What advice do you have for the founding teams of startup biotechs that are new to clinical development?

I think the number one lesson I learned while working with my CEO and teammates on our first clinical trial was the need to identify a true partner. Someone who was willing to take calls anytime of day to make sure our concerns were being heard and addressed. Although the trial did not run smoothly, for a variety of reasons, we knew we had someone to call at the CRO to hear us out and try to find solutions to our problems. An early-stage company will not find this with the large players as they put their efforts in deals worth tens of millions, with tens of millions more on the horizon. A small $1-2M deal just doesn’t move the needle. I would also suggest finding a CRO partner that is willing to sit down and help truly sort out what is and isn’t necessary for data collection and clinical endpoints.
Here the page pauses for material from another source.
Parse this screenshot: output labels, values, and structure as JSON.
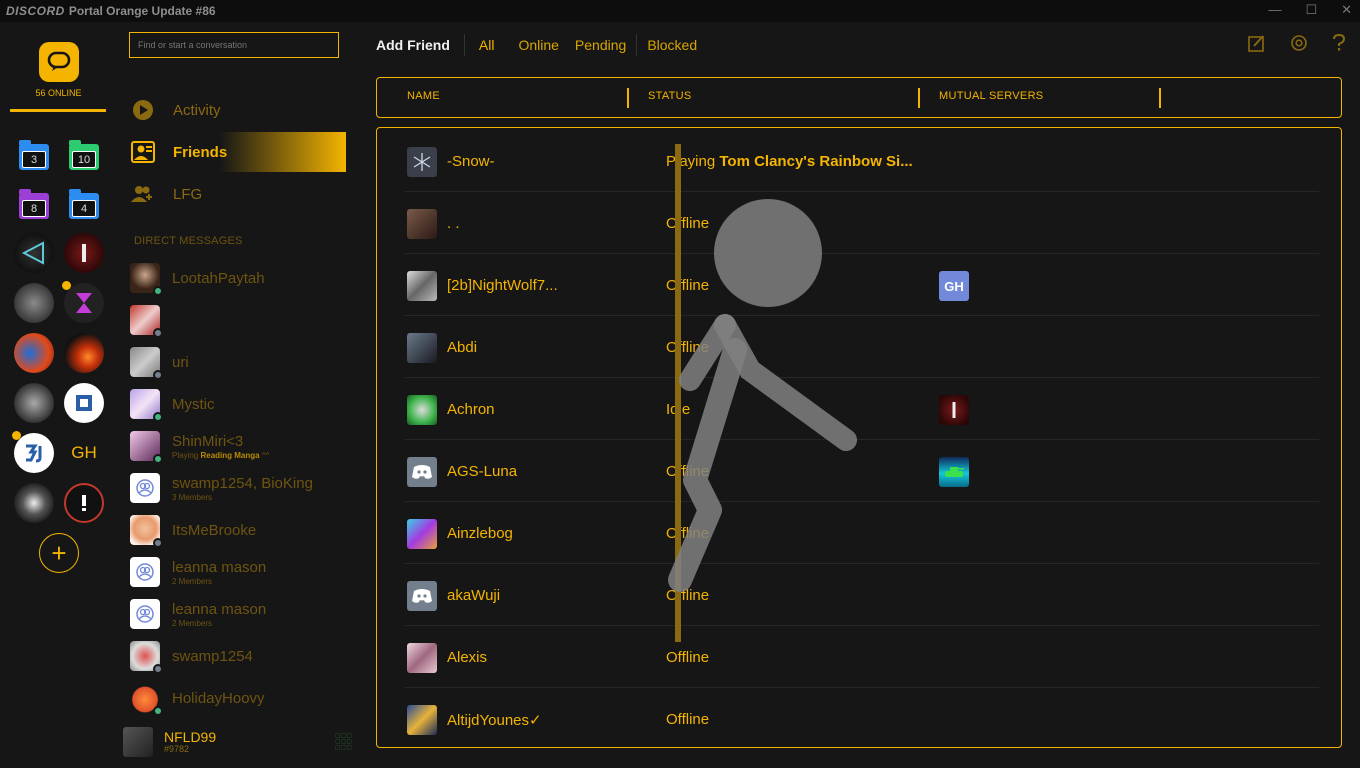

It’s easy to get sold the concept that more is better, but the reality is that just puts more money in the pockets of these large-CRO organizations.

What led you to join Vial?

I was fortunate to meet the co-founders of Vial through general biotech meet-ups here in San Francisco. As I learned more about their model of close-knit site integration and tech-first enable tooling, I knew they were onto something that I’d not heard of or experienced yet. In addition, they have a phenomenal group of advisors and investors that are committed to making a change in this space.

What are you most excited about over the next year at Vial?

First and foremost, learning from the team. They’ve brought on an incredibly talented group of clinical operators, engineers, marketers, business development specialists, and scientific/medical advisors. Selfishly, I am also excited for the opportunity to learn about the cutting-edge therapies being brought to the clinic from the variety of companies Vial will be working with. Lastly, I’m excited to continue to support early-stage companies achieve their goals through use of Vials platform. This, in turn, will help patients more broadly. I went down the path of science/medicine to help people like my younger brother. I believe Vial will be able to help positively impact more patients through tech-enabled efficiencies leading to faster/less-expensive clinical trials.